John Humfrey (1621–1719) was an English clergyman, an ejected minister from 1662 and controversialist active in the Presbyterian cause.

==Life==
He graduated B.A from Pembroke College, Oxford in 1641, and M.A. in 1647. He studied in Oxford during the royalist occupation there.

He received presbyterian ordination in 1649, and became vicar of Frome Selwood, Somerset. He defended with Thomas Blake free admission to communion, in a controversy that opposed him to Roger Drake. His views of the Interregnum period were Erastian.

He was re-ordained by William Piers, Bishop of Bath and Wells in 1661. Humfrey defended his action, in The Question of Re-Ordination(1661). He shortly changed his mind, however, and lost his living in 1662 for nonconformism. He set up a church in Duke's Place, London, and afterwards in Petticoat Lane, Whitechapel.

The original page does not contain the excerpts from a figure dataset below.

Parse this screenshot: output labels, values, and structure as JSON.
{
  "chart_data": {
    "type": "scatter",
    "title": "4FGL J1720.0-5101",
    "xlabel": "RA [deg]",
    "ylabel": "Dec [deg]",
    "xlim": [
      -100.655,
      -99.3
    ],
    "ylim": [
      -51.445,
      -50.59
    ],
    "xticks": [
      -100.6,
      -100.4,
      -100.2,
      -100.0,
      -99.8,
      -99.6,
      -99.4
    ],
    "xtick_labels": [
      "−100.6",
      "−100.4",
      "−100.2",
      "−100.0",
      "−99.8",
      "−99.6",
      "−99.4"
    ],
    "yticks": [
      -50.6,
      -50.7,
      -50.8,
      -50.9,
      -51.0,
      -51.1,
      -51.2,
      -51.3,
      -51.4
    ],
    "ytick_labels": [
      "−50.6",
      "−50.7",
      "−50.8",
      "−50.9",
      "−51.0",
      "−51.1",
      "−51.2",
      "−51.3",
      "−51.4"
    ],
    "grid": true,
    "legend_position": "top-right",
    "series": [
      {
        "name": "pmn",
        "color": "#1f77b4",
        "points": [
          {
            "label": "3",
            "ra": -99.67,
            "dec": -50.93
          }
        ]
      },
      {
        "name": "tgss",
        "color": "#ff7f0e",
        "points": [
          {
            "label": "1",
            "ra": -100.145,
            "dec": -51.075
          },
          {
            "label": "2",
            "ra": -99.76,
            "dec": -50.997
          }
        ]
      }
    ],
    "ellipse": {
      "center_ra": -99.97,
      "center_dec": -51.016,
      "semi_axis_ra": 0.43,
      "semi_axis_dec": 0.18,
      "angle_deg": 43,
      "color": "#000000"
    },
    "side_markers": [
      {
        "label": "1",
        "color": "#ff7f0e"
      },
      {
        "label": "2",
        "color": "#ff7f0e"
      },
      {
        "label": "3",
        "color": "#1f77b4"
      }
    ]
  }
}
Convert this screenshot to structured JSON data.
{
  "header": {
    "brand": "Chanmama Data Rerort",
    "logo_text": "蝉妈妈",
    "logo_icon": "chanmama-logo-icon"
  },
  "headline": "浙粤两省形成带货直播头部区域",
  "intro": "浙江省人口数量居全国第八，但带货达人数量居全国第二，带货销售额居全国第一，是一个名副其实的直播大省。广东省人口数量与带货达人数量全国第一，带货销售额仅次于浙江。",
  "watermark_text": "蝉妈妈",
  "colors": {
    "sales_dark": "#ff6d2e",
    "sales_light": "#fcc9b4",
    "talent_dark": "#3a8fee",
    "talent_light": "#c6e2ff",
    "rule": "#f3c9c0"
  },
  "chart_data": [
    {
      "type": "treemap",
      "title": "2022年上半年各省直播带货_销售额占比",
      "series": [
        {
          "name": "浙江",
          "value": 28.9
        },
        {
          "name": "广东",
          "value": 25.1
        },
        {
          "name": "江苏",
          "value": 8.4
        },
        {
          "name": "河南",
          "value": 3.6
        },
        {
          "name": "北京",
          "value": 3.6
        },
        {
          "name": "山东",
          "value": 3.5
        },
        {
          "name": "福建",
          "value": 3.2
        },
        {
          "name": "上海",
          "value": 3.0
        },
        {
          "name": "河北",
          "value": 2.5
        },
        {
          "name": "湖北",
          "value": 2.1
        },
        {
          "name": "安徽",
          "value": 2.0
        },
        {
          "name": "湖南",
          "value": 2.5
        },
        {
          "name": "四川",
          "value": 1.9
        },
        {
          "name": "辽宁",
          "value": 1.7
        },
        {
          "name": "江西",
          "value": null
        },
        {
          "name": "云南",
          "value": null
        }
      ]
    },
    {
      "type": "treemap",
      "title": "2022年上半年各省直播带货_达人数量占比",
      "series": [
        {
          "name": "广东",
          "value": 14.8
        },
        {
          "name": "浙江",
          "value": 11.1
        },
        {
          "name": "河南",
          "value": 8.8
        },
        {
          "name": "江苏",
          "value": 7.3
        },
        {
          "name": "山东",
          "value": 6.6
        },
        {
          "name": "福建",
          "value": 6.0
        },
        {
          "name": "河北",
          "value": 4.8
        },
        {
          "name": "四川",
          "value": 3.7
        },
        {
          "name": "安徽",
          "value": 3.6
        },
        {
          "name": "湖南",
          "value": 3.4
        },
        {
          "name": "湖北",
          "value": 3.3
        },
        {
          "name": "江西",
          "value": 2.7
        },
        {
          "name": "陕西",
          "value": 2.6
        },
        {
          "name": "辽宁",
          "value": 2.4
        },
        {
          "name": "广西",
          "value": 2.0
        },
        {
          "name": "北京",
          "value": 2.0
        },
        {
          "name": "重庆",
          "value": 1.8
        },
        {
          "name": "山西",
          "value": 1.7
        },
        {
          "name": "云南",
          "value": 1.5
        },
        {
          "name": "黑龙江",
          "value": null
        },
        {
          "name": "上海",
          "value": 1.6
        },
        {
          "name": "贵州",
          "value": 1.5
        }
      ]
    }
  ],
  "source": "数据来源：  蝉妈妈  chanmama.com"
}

With the congregationalist Stephen Lobb he wrote two works against Edward Stillingfleet's Mischief of Separation. He was a staunch advocate of a national church and the unity of Protestants within it, and supported ‘comprehension’, the adjustment of positions to bring nonconformists back within the Church of England. His A Case of Conscience (1669) argued that in matter of religion the magistrate should not constrain people against the requirements of their conscience.